The U.S. Food & Drug Administration (FDA), Center
for Biologics Evaluation and Research (CBER)
regulates biological products. The CBER is
responsible for ensuring the:
Safety of the Nation’s blood supply
Production and approval of childhood vaccines
Oversight of human tissue used for
transplantation
Supply of allergenic materials and antitoxins
Safety and efficacy of all biological therapeutics.
The Joint Commission on Accreditation of
Healthcare Organizations (JCAHO) and College of
American Pathologists (CAP) has also adopted the
CGTP as part of their standards, which means that
hospitals seeking accreditation through JCAHO or
CAP must meet the prescribed Guidelines.
Laboratory
The College of American Pathologists (CAP)
accredits over 6,400 hospital laboratories.
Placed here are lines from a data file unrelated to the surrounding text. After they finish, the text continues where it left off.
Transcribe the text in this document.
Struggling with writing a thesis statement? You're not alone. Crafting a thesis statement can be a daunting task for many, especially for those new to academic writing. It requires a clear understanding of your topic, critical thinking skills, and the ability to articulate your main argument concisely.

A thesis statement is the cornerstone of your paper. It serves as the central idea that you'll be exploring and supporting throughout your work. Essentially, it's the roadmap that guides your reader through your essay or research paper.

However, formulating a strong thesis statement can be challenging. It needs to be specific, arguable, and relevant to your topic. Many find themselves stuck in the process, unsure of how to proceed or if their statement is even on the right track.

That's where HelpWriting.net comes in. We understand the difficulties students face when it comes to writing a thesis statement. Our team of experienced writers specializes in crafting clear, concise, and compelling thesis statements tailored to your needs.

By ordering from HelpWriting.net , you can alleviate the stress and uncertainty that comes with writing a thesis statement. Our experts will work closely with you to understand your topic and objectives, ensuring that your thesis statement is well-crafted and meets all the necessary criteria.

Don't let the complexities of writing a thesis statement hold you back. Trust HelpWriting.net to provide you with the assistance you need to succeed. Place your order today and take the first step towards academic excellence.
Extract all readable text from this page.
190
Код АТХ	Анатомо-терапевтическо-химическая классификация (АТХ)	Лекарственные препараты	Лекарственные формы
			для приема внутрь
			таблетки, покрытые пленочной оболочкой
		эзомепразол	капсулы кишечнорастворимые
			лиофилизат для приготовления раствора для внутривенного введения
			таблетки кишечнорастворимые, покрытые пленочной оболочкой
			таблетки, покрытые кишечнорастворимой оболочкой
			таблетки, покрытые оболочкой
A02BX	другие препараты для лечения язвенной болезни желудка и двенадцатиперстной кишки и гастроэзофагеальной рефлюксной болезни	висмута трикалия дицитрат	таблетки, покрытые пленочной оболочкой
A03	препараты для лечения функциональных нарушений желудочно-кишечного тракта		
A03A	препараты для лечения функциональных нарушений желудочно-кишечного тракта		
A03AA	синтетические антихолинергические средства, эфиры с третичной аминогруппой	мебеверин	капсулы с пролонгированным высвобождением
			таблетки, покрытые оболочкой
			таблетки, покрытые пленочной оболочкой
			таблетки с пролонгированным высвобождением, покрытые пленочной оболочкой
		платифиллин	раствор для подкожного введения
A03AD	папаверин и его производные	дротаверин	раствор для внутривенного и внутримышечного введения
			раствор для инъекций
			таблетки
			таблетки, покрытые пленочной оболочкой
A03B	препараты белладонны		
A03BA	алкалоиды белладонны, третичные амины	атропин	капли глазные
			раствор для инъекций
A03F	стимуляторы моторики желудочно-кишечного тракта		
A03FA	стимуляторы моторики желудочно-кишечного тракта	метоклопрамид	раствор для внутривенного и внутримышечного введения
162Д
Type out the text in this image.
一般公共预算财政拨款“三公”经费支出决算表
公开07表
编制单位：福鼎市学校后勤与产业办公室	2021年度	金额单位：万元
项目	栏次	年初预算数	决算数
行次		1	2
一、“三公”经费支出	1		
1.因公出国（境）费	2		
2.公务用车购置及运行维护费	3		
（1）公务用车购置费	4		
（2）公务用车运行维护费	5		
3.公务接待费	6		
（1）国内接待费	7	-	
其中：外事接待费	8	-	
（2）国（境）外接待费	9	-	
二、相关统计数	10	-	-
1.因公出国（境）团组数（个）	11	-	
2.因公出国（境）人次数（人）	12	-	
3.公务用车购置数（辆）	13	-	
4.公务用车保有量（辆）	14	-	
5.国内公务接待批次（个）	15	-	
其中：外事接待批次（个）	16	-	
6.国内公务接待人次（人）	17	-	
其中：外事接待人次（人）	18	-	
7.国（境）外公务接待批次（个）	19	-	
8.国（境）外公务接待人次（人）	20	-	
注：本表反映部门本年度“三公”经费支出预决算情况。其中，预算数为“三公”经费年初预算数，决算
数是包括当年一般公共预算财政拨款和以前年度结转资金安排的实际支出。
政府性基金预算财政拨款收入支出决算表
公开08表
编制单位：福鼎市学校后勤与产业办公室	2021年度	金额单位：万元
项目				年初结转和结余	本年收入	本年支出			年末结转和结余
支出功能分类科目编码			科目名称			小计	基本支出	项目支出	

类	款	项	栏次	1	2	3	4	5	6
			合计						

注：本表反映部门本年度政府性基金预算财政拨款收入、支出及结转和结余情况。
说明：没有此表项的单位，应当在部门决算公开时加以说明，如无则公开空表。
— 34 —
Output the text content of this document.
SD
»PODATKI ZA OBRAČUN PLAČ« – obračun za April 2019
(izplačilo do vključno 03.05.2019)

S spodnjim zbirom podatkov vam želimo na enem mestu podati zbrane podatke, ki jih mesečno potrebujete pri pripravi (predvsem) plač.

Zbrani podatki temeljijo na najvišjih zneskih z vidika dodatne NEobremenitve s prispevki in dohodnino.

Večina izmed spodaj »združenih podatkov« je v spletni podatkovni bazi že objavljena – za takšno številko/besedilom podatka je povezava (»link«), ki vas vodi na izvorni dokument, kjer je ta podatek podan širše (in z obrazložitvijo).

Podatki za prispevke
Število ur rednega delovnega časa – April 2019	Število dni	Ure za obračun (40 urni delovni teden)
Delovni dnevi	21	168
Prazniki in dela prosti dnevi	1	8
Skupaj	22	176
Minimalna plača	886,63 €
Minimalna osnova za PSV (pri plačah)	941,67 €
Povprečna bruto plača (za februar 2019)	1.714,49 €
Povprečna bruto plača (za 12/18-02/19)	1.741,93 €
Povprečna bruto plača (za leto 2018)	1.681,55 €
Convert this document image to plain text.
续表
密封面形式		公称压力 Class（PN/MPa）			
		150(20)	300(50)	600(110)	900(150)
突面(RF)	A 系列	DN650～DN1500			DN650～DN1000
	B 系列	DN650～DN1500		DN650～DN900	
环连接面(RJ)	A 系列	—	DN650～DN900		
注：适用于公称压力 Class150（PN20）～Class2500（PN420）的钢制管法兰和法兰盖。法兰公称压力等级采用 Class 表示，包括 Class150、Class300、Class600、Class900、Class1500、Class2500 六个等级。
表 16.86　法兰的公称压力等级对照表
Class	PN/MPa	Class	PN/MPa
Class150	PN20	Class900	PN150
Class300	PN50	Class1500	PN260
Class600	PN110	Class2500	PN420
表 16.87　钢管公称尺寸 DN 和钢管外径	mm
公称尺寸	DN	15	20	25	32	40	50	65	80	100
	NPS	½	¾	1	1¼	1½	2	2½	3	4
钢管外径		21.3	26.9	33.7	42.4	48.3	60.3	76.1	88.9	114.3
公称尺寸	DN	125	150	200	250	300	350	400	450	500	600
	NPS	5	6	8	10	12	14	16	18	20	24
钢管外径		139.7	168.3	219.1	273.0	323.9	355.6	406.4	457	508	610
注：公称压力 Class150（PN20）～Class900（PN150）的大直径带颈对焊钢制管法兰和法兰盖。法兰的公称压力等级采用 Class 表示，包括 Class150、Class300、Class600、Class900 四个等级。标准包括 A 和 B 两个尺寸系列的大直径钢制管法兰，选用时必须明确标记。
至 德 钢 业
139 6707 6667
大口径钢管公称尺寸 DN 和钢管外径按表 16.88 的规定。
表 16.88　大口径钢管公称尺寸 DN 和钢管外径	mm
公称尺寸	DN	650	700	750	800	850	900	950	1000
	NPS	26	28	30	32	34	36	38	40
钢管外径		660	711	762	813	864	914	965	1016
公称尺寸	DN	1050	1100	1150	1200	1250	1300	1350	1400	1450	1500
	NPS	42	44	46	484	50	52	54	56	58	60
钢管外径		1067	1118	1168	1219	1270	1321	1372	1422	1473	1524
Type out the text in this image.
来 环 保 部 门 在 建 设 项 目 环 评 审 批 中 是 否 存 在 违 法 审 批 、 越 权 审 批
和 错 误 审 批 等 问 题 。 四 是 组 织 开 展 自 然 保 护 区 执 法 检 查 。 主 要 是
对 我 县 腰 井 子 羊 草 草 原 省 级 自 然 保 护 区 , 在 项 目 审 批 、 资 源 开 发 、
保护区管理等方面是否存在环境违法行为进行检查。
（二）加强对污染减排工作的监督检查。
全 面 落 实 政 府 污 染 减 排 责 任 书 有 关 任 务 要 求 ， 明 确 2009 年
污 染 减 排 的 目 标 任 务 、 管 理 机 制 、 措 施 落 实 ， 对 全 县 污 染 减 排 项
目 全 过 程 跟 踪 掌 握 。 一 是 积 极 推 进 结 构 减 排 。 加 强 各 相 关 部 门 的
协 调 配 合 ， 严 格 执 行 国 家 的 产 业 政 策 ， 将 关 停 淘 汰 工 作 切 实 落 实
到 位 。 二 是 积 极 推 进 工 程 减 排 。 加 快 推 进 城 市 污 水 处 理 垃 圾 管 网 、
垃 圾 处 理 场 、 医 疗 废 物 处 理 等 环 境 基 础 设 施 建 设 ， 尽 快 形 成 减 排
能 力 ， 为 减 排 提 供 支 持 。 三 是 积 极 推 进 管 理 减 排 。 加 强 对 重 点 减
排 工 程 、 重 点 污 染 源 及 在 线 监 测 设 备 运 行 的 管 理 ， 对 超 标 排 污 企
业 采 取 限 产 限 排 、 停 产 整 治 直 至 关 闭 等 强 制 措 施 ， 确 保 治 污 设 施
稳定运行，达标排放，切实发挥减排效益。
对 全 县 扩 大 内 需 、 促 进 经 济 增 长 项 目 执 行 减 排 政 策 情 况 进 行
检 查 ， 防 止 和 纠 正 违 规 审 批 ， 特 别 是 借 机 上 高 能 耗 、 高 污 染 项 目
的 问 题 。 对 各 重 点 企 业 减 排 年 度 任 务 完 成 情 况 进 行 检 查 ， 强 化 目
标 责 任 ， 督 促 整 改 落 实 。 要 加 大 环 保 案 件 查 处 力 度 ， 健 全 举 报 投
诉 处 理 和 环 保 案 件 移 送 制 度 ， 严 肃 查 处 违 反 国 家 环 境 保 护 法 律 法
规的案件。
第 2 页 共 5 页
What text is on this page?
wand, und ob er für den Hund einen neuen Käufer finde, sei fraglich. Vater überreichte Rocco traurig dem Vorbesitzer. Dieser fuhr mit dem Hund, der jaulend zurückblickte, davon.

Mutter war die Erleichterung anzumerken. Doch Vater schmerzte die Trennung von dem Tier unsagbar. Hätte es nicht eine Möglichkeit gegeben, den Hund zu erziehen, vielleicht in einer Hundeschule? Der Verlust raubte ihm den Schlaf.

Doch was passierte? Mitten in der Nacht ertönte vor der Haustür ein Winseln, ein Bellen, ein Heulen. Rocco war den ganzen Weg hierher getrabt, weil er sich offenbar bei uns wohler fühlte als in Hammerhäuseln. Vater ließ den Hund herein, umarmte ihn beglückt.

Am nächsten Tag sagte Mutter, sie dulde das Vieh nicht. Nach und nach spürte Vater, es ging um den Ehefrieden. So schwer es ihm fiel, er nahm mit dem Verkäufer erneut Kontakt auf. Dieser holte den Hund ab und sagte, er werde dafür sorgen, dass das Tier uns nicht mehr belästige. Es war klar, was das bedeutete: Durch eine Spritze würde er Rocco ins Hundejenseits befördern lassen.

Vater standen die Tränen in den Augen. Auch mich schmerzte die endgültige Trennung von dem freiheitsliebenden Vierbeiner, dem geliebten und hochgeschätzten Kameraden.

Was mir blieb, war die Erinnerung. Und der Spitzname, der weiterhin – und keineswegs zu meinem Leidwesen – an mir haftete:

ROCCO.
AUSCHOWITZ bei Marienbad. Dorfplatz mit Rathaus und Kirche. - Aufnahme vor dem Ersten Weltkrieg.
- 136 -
CAP has
Centers for Medicare & Medicaid Services (CMS)
authority to accredit all Clinical Laboratories
Improvement Amendments (CLIA) specialties and
subspecialties as well as recognition by JCAHO as
an equivalent program in JCAHO-accredited
institutions.
CAP requires that all Phase II deficiencies MUST
be corrected before accreditation is granted.
The CAP process uses the following questions as a
way of identifying Phase II deficiencies:
Are temperatures monitored daily and recorded
for appropriate types of equipment: refrigerators,
freezers, incubators, ovens, water baths and dry
baths?
Is there evidence that corrective action would be
taken if acceptable temperature ranges were
exceeded, including evaluation of contents for
adverse effects?
Is the temperature sensing device NIST-certified
or guaranteed by manufacturer to meet NIST
standards?
Are all non-certified temperature sensing
devices in use checked against an appropriate
NIST standard device before use?
Are alarms systems checked at specified
periodic intervals and results recorded?
Is there an audible alarm for each storage unit,
and is the alarm monitored 24-hours per day (in
laboratory or remotely)?
Will alarms continue to function if the power is
interrupted?
Does the laboratory have a policy in place for
implementing backup capability for refrigerators,
freezers and incubators?
Pharmacy
USP <797>, JCAHO EC6.20.14, and MM2.20
require documentation verify that medications are
stored under necessary conditions to ensure stability
(monitoring controlled temperature areas).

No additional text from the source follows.